Databricks Community

User16776430979 · ‎06-07-2021

What's the best way to organize our data lake and delta setup? We’re trying to use the bronze, silver and gold classification strategy. The main question is how do we know what classification the data is inside Databricks if there’s no actual physical place called bronze, silver and gold? What are the naming conventions/strategies recommended by Databricks?

ramdhilip · ‎08-13-2023

@Retired_mod , Thank you for the detailed guidelines on naming conventions for the Bronze, Silver, and Gold layers in Databricks. These conventions are certainly valuable for maintaining consistency and manageability.

I'd like to inquire about the best practices for structuring the Database and Schema names, especially in the context of managed tables within the Medallion Architecture in Delta Lake.

With unmanaged tables, the folder structure allows us to segregate the Gold, Silver, and Bronze layers effectively. However, with managed tables, we don't have control over the folder structure.

Is there a difference in maintaining the naming convention between Managed or Unmanaged tables, particularly in implementing the Medallion Architecture? Could you please provide insights or recommendations on how to approach this to ensure a well-structured and maintainable data engineering environment?

Your guidance on this matter would be greatly appreciated.

Thank you!
Ram

eimis_pacheco · ‎09-18-2023

Hi @Retired_mod,

I have a doubt. The bronze layer always causes confusion for me. You mentioned, "File Format: Store data in Delta Lake format to leverage its performance, ACID transactions, and schema evolution capabilities" for silver layers.

Then, does this mean that is not needed to preserve the data in its original format? for instance, if this comes in JSON format from the source system or if we are exporting this data from the source database in CSV format compressed in zip files?

This part confused me, should we not store the data in its original format as per the medallion architecture? and should we only rely on the bronze layer for data history, lineage, audit, and reprocessing?
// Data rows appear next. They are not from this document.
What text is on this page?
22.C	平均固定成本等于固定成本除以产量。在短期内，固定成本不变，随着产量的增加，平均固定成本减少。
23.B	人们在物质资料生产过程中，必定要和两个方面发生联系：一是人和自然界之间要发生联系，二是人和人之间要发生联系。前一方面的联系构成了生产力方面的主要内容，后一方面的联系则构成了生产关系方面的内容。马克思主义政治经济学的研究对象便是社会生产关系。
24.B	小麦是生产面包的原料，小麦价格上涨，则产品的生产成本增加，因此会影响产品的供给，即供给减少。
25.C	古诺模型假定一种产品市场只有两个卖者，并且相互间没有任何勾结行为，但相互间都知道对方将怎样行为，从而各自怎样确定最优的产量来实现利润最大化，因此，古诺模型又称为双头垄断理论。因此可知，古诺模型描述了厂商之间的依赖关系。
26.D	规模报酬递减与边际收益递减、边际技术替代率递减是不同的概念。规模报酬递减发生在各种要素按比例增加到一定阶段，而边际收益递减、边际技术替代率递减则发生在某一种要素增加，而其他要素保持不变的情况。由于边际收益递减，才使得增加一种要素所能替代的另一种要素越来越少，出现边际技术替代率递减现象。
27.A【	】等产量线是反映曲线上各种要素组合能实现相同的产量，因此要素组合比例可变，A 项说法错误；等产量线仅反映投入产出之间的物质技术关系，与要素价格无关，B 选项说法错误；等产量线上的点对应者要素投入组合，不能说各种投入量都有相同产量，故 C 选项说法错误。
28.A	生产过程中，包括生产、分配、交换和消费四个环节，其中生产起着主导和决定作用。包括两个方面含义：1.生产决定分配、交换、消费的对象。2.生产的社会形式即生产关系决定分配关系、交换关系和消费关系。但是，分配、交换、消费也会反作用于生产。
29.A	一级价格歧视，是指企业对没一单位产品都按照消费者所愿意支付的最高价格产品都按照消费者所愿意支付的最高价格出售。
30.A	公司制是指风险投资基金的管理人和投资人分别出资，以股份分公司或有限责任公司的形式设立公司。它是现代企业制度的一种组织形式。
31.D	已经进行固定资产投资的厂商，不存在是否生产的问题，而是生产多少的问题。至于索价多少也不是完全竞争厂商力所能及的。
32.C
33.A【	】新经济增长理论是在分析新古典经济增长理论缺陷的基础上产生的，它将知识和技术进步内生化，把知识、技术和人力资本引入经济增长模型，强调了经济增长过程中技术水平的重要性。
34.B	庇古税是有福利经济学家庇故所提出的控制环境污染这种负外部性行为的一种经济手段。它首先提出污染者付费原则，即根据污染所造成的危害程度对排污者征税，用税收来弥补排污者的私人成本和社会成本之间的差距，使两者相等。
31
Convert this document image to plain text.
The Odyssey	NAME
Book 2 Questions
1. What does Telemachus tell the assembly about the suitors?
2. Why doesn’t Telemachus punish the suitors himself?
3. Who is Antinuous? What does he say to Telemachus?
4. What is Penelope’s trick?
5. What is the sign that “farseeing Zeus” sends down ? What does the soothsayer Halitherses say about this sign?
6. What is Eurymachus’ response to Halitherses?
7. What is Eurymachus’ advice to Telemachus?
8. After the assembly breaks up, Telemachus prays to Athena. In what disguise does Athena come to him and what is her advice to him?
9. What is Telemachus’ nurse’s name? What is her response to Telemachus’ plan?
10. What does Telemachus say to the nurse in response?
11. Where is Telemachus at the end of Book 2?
Thank you very much in advance for clarify this for me.

Best Regards

-werners- · ‎09-19-2023

with Unity taking into account, it is certainly a good idea to think about your physical data storage.
As you cannot have overlap between volumes and tables this can become cumbersome.
F.e. we used to store delta tables of a data object in the same directory as your ingested files.
With unity, this structure is now impossible.
So I'd create a separate container for tables and one for volumes, to avoid this overlap.

This is of course easier said than done on an existing environment.
As much as I like Unity, it does give me a lot of headaches because we have to do serious refactoring to embrace Unity.